Date: 12.12.2016
It has been 20 years since Dolly the sheep was successfully cloned in Scotland, but cloning mammals remains a challenge. A new study by researchers from the U. S. and France of gene expression in developing clones now shows why most cloned embryos likely fail.
Dolly was cloned using the technique of "somatic cell nuclear transfer," when a nucleus from an adult cell is transferred into unfertilized egg that has had its nucleus removed, and is then shocked with electricity to start cell growth. Embryos are then transferred to recipient mothers who carry the clones to birth.
Cloning cattle is an agriculturally important technology and can be used to study mammalian development, but the success rate remains low, with typically fewer than 10 percent of the cloned animals surviving to birth. The majority of losses are due to embryonic death, a failure during the implantation process, or the development of a defective placenta.

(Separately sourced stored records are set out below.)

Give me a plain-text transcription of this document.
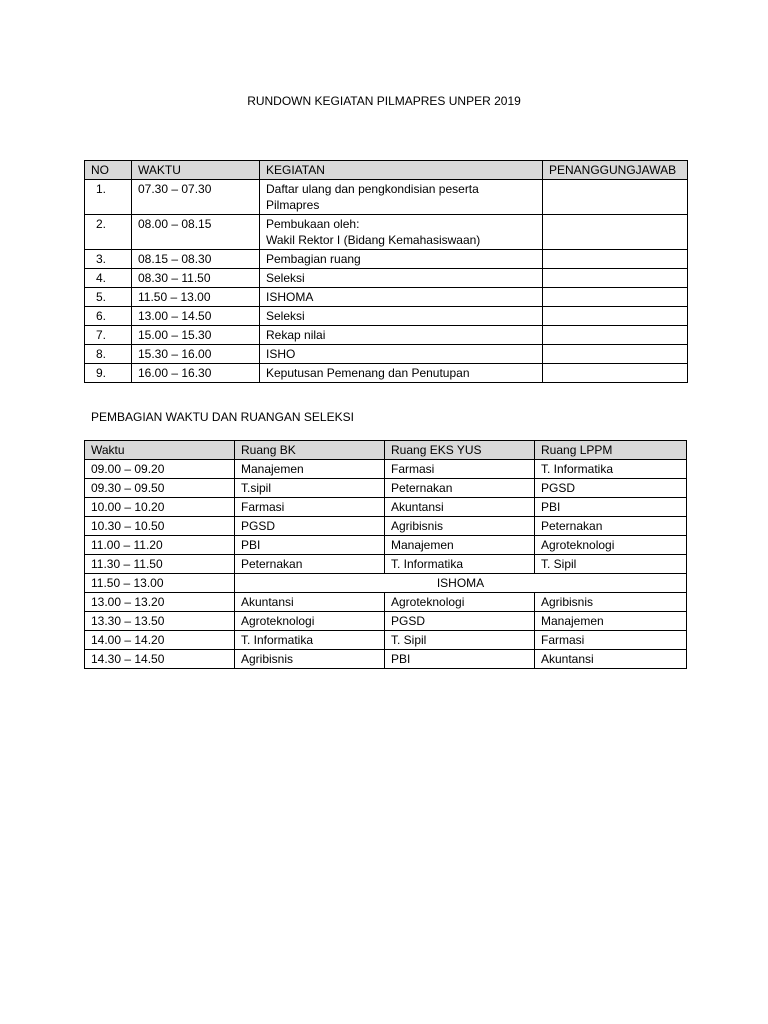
RUNDOWN KEGIATAN PILMAPRES UNPER 2019
NO	WAKTU	KEGIATAN	PENANGGUNGJAWAB
1.	07.30 – 07.30	Daftar ulang dan pengkondisian peserta
Pilmapres	

2.	08.00 – 08.15	Pembukaan oleh:
Wakil Rektor I (Bidang Kemahasiswaan)	

3.	08.15 – 08.30	Pembagian ruang	

4.	08.30 – 11.50	Seleksi	

5.	11.50 – 13.00	ISHOMA	

6.	13.00 – 14.50	Seleksi	

7.	15.00 – 15.30	Rekap nilai	

8.	15.30 – 16.00	ISHO	

9.	16.00 – 16.30	Keputusan Pemenang dan Penutupan	

PEMBAGIAN WAKTU DAN RUANGAN SELEKSI
Waktu	Ruang BK	Ruang EKS YUS	Ruang LPPM
09.00 – 09.20	Manajemen	Farmasi	T. Informatika
09.30 – 09.50	T.sipil	Peternakan	PGSD
10.00 – 10.20	Farmasi	Akuntansi	PBI
10.30 – 10.50	PGSD	Agribisnis	Peternakan
11.00 – 11.20	PBI	Manajemen	Agroteknologi
11.30 – 11.50	Peternakan	T. Informatika	T. Sipil
11.50 – 13.00	ISHOMA		
13.00 – 13.20	Akuntansi	Agroteknologi	Agribisnis
13.30 – 13.50	Agroteknologi	PGSD	Manajemen
14.00 – 14.20	T. Informatika	T. Sipil	Farmasi
14.30 – 14.50	Agribisnis	PBI	Akuntansi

In a study published Dec. 8 in the journal Proceedings of the National Academy of Sciences, Harris Lewin, professor in the UC Davis Department of Evolution and Ecology, and colleagues in France and the U. S. used RNA sequencing to look at gene expression in cloned cows during implantation in order to get a better understanding of the molecular mechanisms that lead to a high rate of pregnancy failure for clones.
When they compared the results to the Mouse Genomic Informatics Knockout database they found 123 genes that corresponded with functional annotation of abnormal extra-embryonic tissue morphology, 121 associated with embryonic lethality, and 14 with abnormal embryo implantation.
"Our data confirm that the interactions between the uterus and the extra-embryonic tissues is critical during implantation, making this step a major hurdle for the progression of pregnancy."